PDA

Zobacz pełną wersję : Jadę, jadę, wreszcie jadę.



Fiaa
10-07-2006, 01:00
No to po 12 miesiącach znowu uderzam w Bieszczady. Będę tam czwarty już raz, ale po raz pierwszy sam, po raz pierwszy tak długo (dwa tygodnie) i po raz pierwszy mam zamiar zejść z utartych (znakowanych) szlaków.
I w związku z wyjazde3m chciałbym uzyskać dwie informacje, których brak mnie nurtuje.
1. Jakie są możliwosci rozbicia namiotu w Terce, a później w Sękowcu lub Zatwarnicy? (I już wiadomo gdzie się będę szlajał he, he :-D )
2. Czy w Nasicznym jest sklep spożywczy?
Gdyby kotoś pofatygował się odpowiedzieć będę zobowiązany. :-)

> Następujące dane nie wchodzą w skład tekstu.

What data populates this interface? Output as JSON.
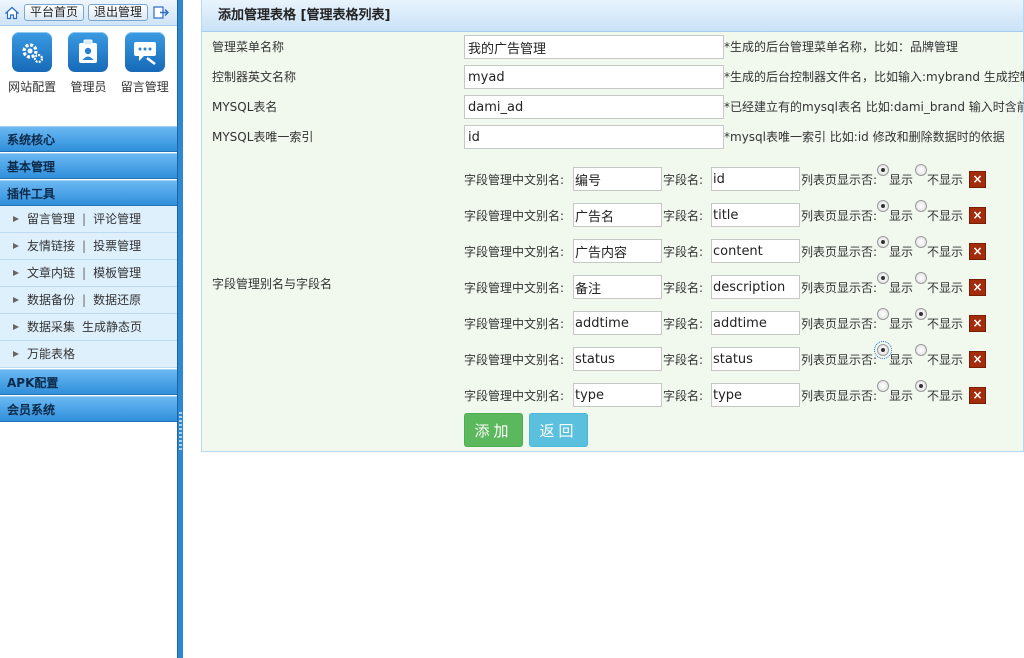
{
  "topbar": {
    "home_label": "平台首页",
    "logout_label": "退出管理"
  },
  "quick": [
    {
      "label": "网站配置",
      "icon": "gear-icon"
    },
    {
      "label": "管理员",
      "icon": "admin-badge-icon"
    },
    {
      "label": "留言管理",
      "icon": "message-icon"
    }
  ],
  "menu": {
    "core": "系统核心",
    "basic": "基本管理",
    "plugins": "插件工具",
    "plugin_items": [
      {
        "a": "留言管理",
        "b": "评论管理"
      },
      {
        "a": "友情链接",
        "b": "投票管理"
      },
      {
        "a": "文章内链",
        "b": "模板管理"
      },
      {
        "a": "数据备份",
        "b": "数据还原"
      },
      {
        "a": "数据采集",
        "b": "生成静态页"
      },
      {
        "a": "万能表格",
        "b": ""
      }
    ],
    "apk": "APK配置",
    "member": "会员系统"
  },
  "main": {
    "title": "添加管理表格 [管理表格列表]",
    "rows": [
      {
        "label": "管理菜单名称",
        "value": "我的广告管理",
        "hint": "*生成的后台管理菜单名称，比如：品牌管理"
      },
      {
        "label": "控制器英文名称",
        "value": "myad",
        "hint": "*生成的后台控制器文件名，比如输入:mybrand 生成控制器"
      },
      {
        "label": "MYSQL表名",
        "value": "dami_ad",
        "hint": "*已经建立有的mysql表名 比如:dami_brand 输入时含前缀"
      },
      {
        "label": "MYSQL表唯一索引",
        "value": "id",
        "hint": "*mysql表唯一索引 比如:id 修改和删除数据时的依据"
      }
    ],
    "fields_label": "字段管理别名与字段名",
    "alias_label": "字段管理中文别名:",
    "name_label": "字段名:",
    "show_label": "列表页显示否:",
    "show_yes": "显示",
    "show_no": "不显示",
    "delete_glyph": "×",
    "fields": [
      {
        "alias": "编号",
        "name": "id",
        "show": true
      },
      {
        "alias": "广告名",
        "name": "title",
        "show": true
      },
      {
        "alias": "广告内容",
        "name": "content",
        "show": true
      },
      {
        "alias": "备注",
        "name": "description",
        "show": true
      },
      {
        "alias": "addtime",
        "name": "addtime",
        "show": false
      },
      {
        "alias": "status",
        "name": "status",
        "show": true
      },
      {
        "alias": "type",
        "name": "type",
        "show": false
      }
    ],
    "add_button": "添加",
    "back_button": "返回"
  },
  "colors": {
    "sidebar_head": "#2f8fdb",
    "add": "#5cb85c",
    "back": "#5bc0de",
    "delete": "#a32c0c"
  }
}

Ps. Jadę sam, ale namiot mam duży, gdyby ktoś mjiał ochotę na wspólną wędrówkę to zapraszam. :-)

Barnaba
10-07-2006, 03:26
ad 1 W Terce nie próbowałem, w Sękowcu też nie, za to w Zatwarnicy się da... w zadadzie to wszędzie się da nocowac w namiocie (o ile widzisz różnicę między nocowaniem w namiocie a biwakowaniem) Z tego co mi wiadomo to w Rajskiem (taka alternatywa Sękowca) pownno być pole namiotowe- jeśli nie ma to znaczy że się myliłem.

ad 2 nie wiem czy nadal, ale w zeszłym roku udało mi się tam coś kupić, jakiś baton czy cuś- bo lazłem jeszcze na Dwernik wtedy.

Duch_
10-07-2006, 10:46
W Terce kiedyś były pola namiotoweale czy jeszcze są????, ale mozna sie rozbić w Bukowcu a to kawałeczek od Terki:) polecam wędzonego pstrąga w smarzalni w Terce :) palce lizać. Duch_

tomekpu
10-07-2006, 12:54
W Sękowcu nie powinno być problemów, oczywiście myślę o ośrodku. Milego dreptania.

avekamil
12-07-2006, 14:15
W nasicznem sklepu nie ma, ale do sklepu w Dwerniku jest 1h piechotką. Przez 1,5 będzie jeszcze czynny obóz harcerski i tam jest sklepik i stołówka w której można się posilić. Ale tylko podczas trwania obozu. Można tam tez rozbić namiot .. koszt to 4 zł ( jeżeli nie jesteś harcerzem )

Wiem o bo właśnie z Nasicznego wróciłem :]

Pozdrawiam

Fiaa
12-07-2006, 21:51
Przez 1,5 będzie jeszcze czynny obóz harcerski i tam jest sklepik i stołówka w której można się posilić.
Eeee... Przez 1,5 czego?

Poza tym dzięki za odpowiedzi. :-)

PiotrekF
12-07-2006, 23:25
W Sekowcu jest takie miejsce na lączce nad Sanem ale potrzebne by bylo zezwolenie ( rozbicie namiotu mam na myśli) . Można popytać w ośrodku w Sekowcu u p. Basi lub jej meża (najlepiej ) . Można też podejść do sklepiku "Pod lipa" i zasiegnąć informacji u Agnieszki (wlaścicielka) lub pytać u gospodarza (podwórka gdzie jest sklepik) Stanislawa , wskażą miejsce gdzie jest lączka .

Pozdrawiam PF

avekamil
13-07-2006, 01:33
Eeee... Przez 1,5 czego?

Poza tym dzięki za odpowiedzi. :-)

hmmm miało być przez 1,5 misesiąca .. prawie do końca sierpnia... :) .. można się tam najeść .. całodniowe wyżywienie kosztuje około 16-18zł

Fiaa
14-07-2006, 17:36
Dzięki za odpowiedzi.
Za 24 godziny będe już w Komańczy (nasze kochane PKP :D).